Maurice Grey was tired of hotel-life when he came upon this treasure trove. Life in the mountains, with the constant companionship of ignorant tourists, would-be enthusiasts and blasé fashionables (for Maurice, though touched and charmed by Nature's beauty, had not arrived at the higher point of seeing beauty in humanity), was scarcely the life of solitude he had been seeking.

In the inane vapidity of travellers' talk all the impressions which Nature's loveliness had been writing on his soul seemed to pass into cynicism and irritability. He would get away from the charmed circle—he would break loose once and for ever from the galling fetters with which his kind would chain him. This chalet was the very thing to suit him. He had come upon it in the course of a long, solitary ramble which was taking him into ground untrodden apparently by the ordinary tourist. It led to no point of special interest, there was nothing remarkable to distinguish it from thousands of Alpine meadows in the vicinity, it was intersected by no well-frequented path.

Maurice Grey set inquiries on foot. He found that the neglected chalet had been intended for a small pension; that the proprietor, who was a farmer, had sustained an unexpected loss in cattle, and had thus been unable to complete and furnish it; that he would be only too delighted to let it on very moderate terms to any one who would take the trouble of making it habitable.

On the very next day Maurice found out the farmer, and an arrangement was entered into highly to the satisfaction of both.

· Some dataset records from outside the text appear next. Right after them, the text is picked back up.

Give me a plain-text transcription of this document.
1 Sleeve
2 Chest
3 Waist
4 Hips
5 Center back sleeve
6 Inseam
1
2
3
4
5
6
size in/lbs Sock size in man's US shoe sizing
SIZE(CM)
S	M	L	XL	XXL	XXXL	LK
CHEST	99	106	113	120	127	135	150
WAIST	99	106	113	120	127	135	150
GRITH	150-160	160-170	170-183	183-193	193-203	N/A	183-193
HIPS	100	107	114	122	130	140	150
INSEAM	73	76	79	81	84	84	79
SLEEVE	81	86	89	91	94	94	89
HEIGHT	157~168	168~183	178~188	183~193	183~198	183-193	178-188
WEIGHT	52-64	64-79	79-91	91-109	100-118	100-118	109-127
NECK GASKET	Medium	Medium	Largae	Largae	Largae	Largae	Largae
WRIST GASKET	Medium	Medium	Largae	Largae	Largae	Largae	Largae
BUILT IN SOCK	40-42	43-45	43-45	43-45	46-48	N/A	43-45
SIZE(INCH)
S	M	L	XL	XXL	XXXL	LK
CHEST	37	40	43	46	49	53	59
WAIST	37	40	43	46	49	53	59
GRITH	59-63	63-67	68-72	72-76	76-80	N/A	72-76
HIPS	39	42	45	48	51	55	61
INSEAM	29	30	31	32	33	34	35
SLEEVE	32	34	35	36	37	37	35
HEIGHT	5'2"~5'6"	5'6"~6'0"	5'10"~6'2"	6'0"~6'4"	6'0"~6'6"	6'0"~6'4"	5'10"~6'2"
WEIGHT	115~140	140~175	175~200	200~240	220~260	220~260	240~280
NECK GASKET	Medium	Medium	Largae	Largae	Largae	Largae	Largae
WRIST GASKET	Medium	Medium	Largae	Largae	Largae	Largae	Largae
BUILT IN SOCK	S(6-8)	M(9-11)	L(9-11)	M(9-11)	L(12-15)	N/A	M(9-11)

It took a very short time to fit up the small abode, or two rooms on the ground floor, with the few articles an Englishman would find necessary—a wooden bed and a large bath, a table and chair, one leather-backed arm-chair, rough shelves with a selection of books that he had ordered in one of the German towns through which he had passed, writing-materials and his beloved pipe, sole companion of his solitude.

These were all, save the kitchen utensils, which his new servant, a German who could do everything, had procured for him, and with these Maurice Grey settled down to a hermit's life. It was scarcely the life to suit him. There was too much vigor and manhood in his frame, too many cravings in the heart he had thought dead, for the death-in-life of one cut off from the society of his fellows to be bearable for any length of time. During the long hours of the day, when even his servant was absent seeking at the nearest village for the daily necessaries of their life, Maurice Grey, the sociable, lively Englishman, would sit like a patriarch at the door of his tent and look out—not on his children and children's children playing on the green sward, but on the savage grandeur of the mountains, on shaggy pines rising head above head like a great army on the hillside, on the flash of torrents, their fall scarcely heard in the far distance, scattering their white foam into the sunshine, on radiant ice-rivers sweeping down between dark gray rocks. And the wonder entered into his soul. But the illusion faded, for, all grand and glorious as it was, there was yet in it nothing to lay hold upon the heart or satisfy its wants.

Sometimes the stillness would grow so oppressive that even the tinkling of the cattle-bells, notifying the approach of the sleepy, quiet animal, would be a relief to the man's brain And then he would rush into the wood. There was sound enough there—the rustling of leaves, the chirping of grasshoppers, the movement and ceaseless murmur of life various and multiform.

At times Maurice Grey would enjoy it, but not always, for in the midst of this rich profusion of Nature his was a life apart. More than once he was mortified, even in those first days, when solitude had a certain novelty, to discover how instinctively his step would quicken and his heart grow lighter when in the evening, his hour for dinner drawing near, he could look forward to seeing at the door of his chalet the familiar face of his servant and only companion. He was too proud, however, to betray himself even to Karl, and in spite of everything was determined to persevere. He would give the new life a fair trial. Happily, Maurice had a resource in his pen. In his youth he had cherished ambitious dreams of distinguishing himself in the world of letters. In these hours of solitude the desire returned—not, indeed, with a like force, for the cry of the miserable, the cui bono? of a sick soul, was at the heart of it.

If the grandeur of Nature could inspire him with high thoughts—if as a poet he could breathe out any one of these, sending it forth a living image of beauty into the world—why and for whom should he do it? For men and women? For their enjoyment, their false praise? Maurice Grey, as it will be seen, had not lost his cynicism in his solitude. But he wrote as he had never written before. He transcribed his strange, wild dreams that were formed in the ice-caverns, and clothed the woods and hills with legends, dismal, gloomy, awe-inspiring, that had drunk from the bitter waters of his own dark soul.

As days and weeks passed on that soul grew darker. Even the faithful Karl, who was strongly attached to his English master, began to fear his strange moods and wonder vaguely at his caprices, recalling the weird märchen that had fed his boyhood in his Black Forest home—of men haunted with the spirit of evil, condemned to wander for ever, seeking rest and finding none; of ghosts that had taken to themselves a fleshly home, and living with human beings had been considered human themselves, till the dark fear of betraying their origin in some unwary moment had driven them to the wilds, there to batten on horrors till the startled flesh should forsake, once and for ever, the naked, shivering ghost.